THE HAGUE: Soon after 9:30am on Tuesday, a thick-set man with a distinctive brushed-back grey quiff will enter Court No 1 in The Hague, flanked by two blue-uniformed United Nations guards. There will be nothing, in short, to indicate that this is one of the pivotal moments in legal history - the trial of Slobodan Milosevic, former Yugoslav President and the alleged architect of a decade of wars in the Balkans.
It is the first time an international court has tried a former head of state for such grave crimes. Milosevic is accused of masterminding the ethnic cleansing that saw Serb forces bring mayhem to large parts of former Yugoslavia in nine years of war.
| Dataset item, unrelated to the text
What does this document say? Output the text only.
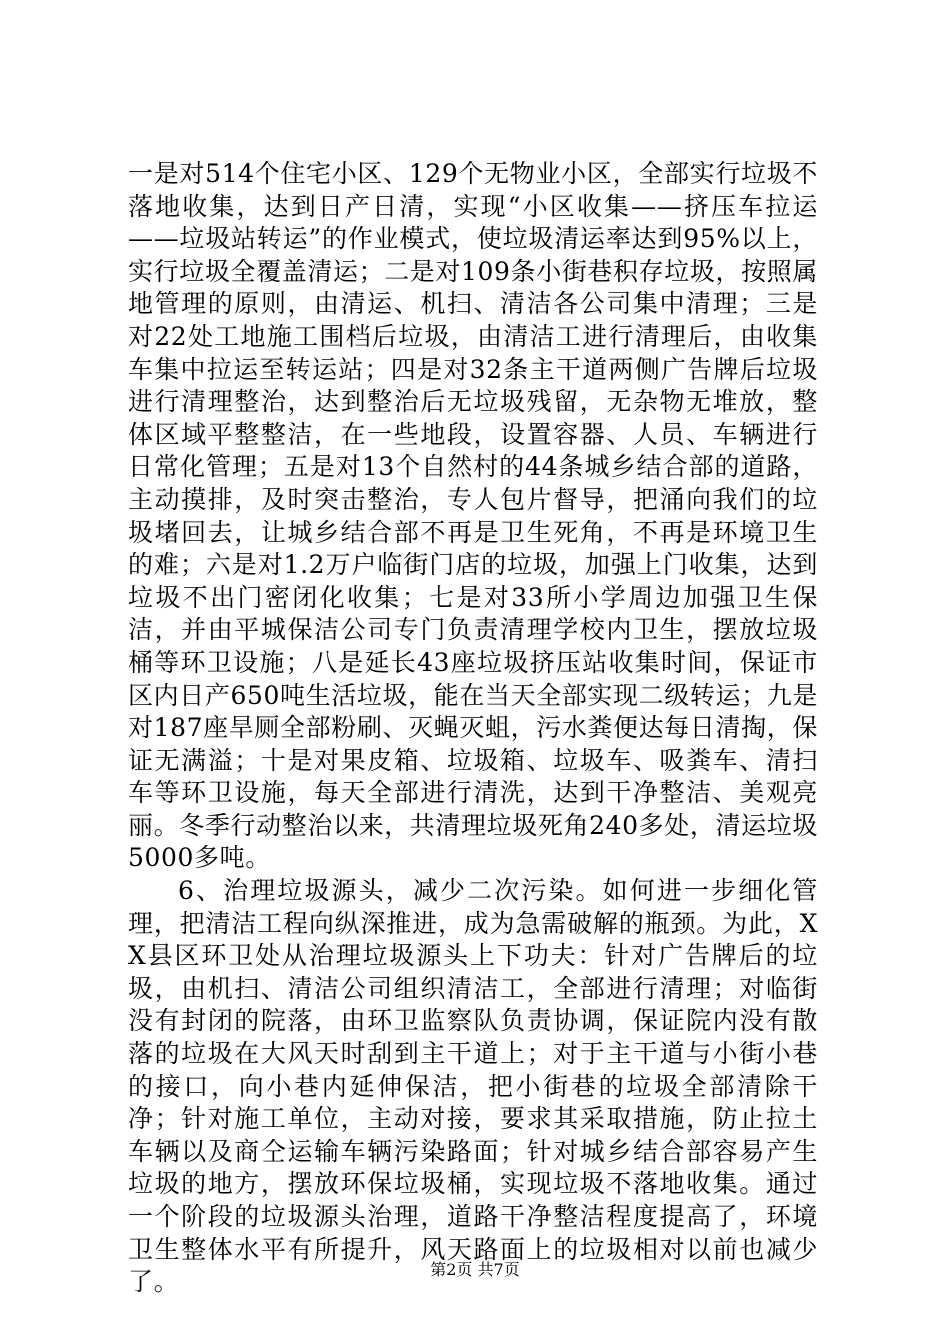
一是对514个住宅小区、129个无物业小区，全部实行垃圾不落地收集，达到日产日清，实现“小区收集——挤压车拉运——垃圾站转运”的作业模式，使垃圾清运率达到95%以上，实行垃圾全覆盖清运；二是对109条小街巷积存垃圾，按照属地管理的原则，由清运、机扫、清洁各公司集中清理；三是对22处工地施工围档后垃圾，由清洁工进行清理后，由收集车集中拉运至转运站；四是对32条主干道两侧广告牌后垃圾进行清理整治，达到整治后无垃圾残留，无杂物无堆放，整体区域平整整洁，在一些地段，设置容器、人员、车辆进行日常化管理；五是对13个自然村的44条城乡结合部的道路，主动摸排，及时突击整治，专人包片督导，把涌向我们的垃圾堵回去，让城乡结合部不再是卫生死角，不再是环境卫生的难；六是对1.2万户临街门店的垃圾，加强上门收集，达到垃圾不出门密闭化收集；七是对33所小学周边加强卫生保洁，并由平城保洁公司专门负责清理学校内卫生，摆放垃圾桶等环卫设施；八是延长43座垃圾挤压站收集时间，保证市区内日产650吨生活垃圾，能在当天全部实现二级转运；九是对187座旱厕全部粉刷、灭蝇灭蛆，污水粪便达每日清掏，保证无满溢；十是对果皮箱、垃圾箱、垃圾车、吸粪车、清扫车等环卫设施，每天全部进行清洗，达到干净整洁、美观亮丽。冬季行动整治以来，共清理垃圾死角240多处，清运垃圾5000多吨。

6、治理垃圾源头，减少二次污染。如何进一步细化管理，把清洁工程向纵深推进，成为急需破解的瓶颈。为此，XX县区环卫处从治理垃圾源头上下功夫：针对广告牌后的垃圾，由机扫、清洁公司组织清洁工，全部进行清理；对临街没有封闭的院落，由环卫监察队负责协调，保证院内没有散落的垃圾在大风天时刮到主干道上；对于主干道与小街小巷的接口，向小巷内延伸保洁，把小街巷的垃圾全部清除干净；针对施工单位，主动对接，要求其采取措施，防止拉土车辆以及商仝运输车辆污染路面；针对城乡结合部容易产生垃圾的地方，摆放环保垃圾桶，实现垃圾不落地收集。通过一个阶段的垃圾源头治理，道路干净整洁程度提高了，环境卫生整体水平有所提升，风天路面上的垃圾相对以前也减少了。	第2页 共7页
Four separate conflicts saw 150,000 killed, three million displaced and tens of thousands raped, tortured and jailed.
If he is convicted, supporters of the UN’s International Criminal Tribunal for the former Yugoslavia hope it will send a signal around the world that no dictator is safe from his misdeeds.
Milosevic’s trial dwarfs all those held so far in the tribunal’s nine-year life. More than 200 witnesses are likely to be called, with the chief prosecutor, Carla Del Ponte, saying the trial is likely to last two years. And this is despite three separate trials being telescoped together: Milosevic stands accused of war crimes in Kosovo, Bosnia and Croatia.
Milosevic is only one of five defendants facing charges for Kosovo - the others are key members of his war cabinet, who are still free. They are jointly accused of two charges: crimes against humanity, and violations of the laws and customs of war.
Behind the dry text in the charge sheet are the horrors perpetrated by his security forces during fighting in Kosovo in 1999. In January of that year he is accused of sending troops into the ethnic Albanian village of Racak, unleashing a massacre that left 45 civilians dead.
The war saw a further campaign of horrors - the forcible expulsion of 740,000 ethnic Albanians, many shelled, shot, raped and maimed along the way. The charge sheet details massacres of ethnic Albanians in the towns of Srbica, Dakova and Velika Krusa, where men were separated from women and machine-gunned.
The case against Milosevic boils down to a simple assertion: appalling massacres were carried out by the security forces and Milosevic, as commander of those forces, is indirectly responsible for their conduct.
The trial will take place in a setting a world away from the killing fields of Kosovo. The man accused of ordering the rape of teenage girls and the butchery of boys will stand in court with no handcuffs or other restraints, in case he hurts himself.
Milosevic has ‘legal advisers’, including the French lawyer Jacques Verges, famous for defending Gestapo officer Klaus Barbie and Carlos the Jackal. The weight of evidence against Milosevic seems overwhelming, but prosecutors still need to prove guilt in individual crimes.
For The Hague itself, the trial is a watershed. Supporters say the court has sent a message around the world that warlords may face the long arm of international law. But there are concerns at the limits of the scatter-gun approach of the tribunal, which will indict only a fraction of those who committed atrocities in the Balkans.
And there is opposition to the court from Serbs, who see The Hague as a victors’ court. More than half the 80 Hague indictees are Serbs. “All of the Serbs will be watching the trial; it is beamed live on state television,” said Mira Milosevic a Serbian media researcher in London. “Serbs don’t believe in the justice system of The Hague.” —Dawn/The Observer News Service.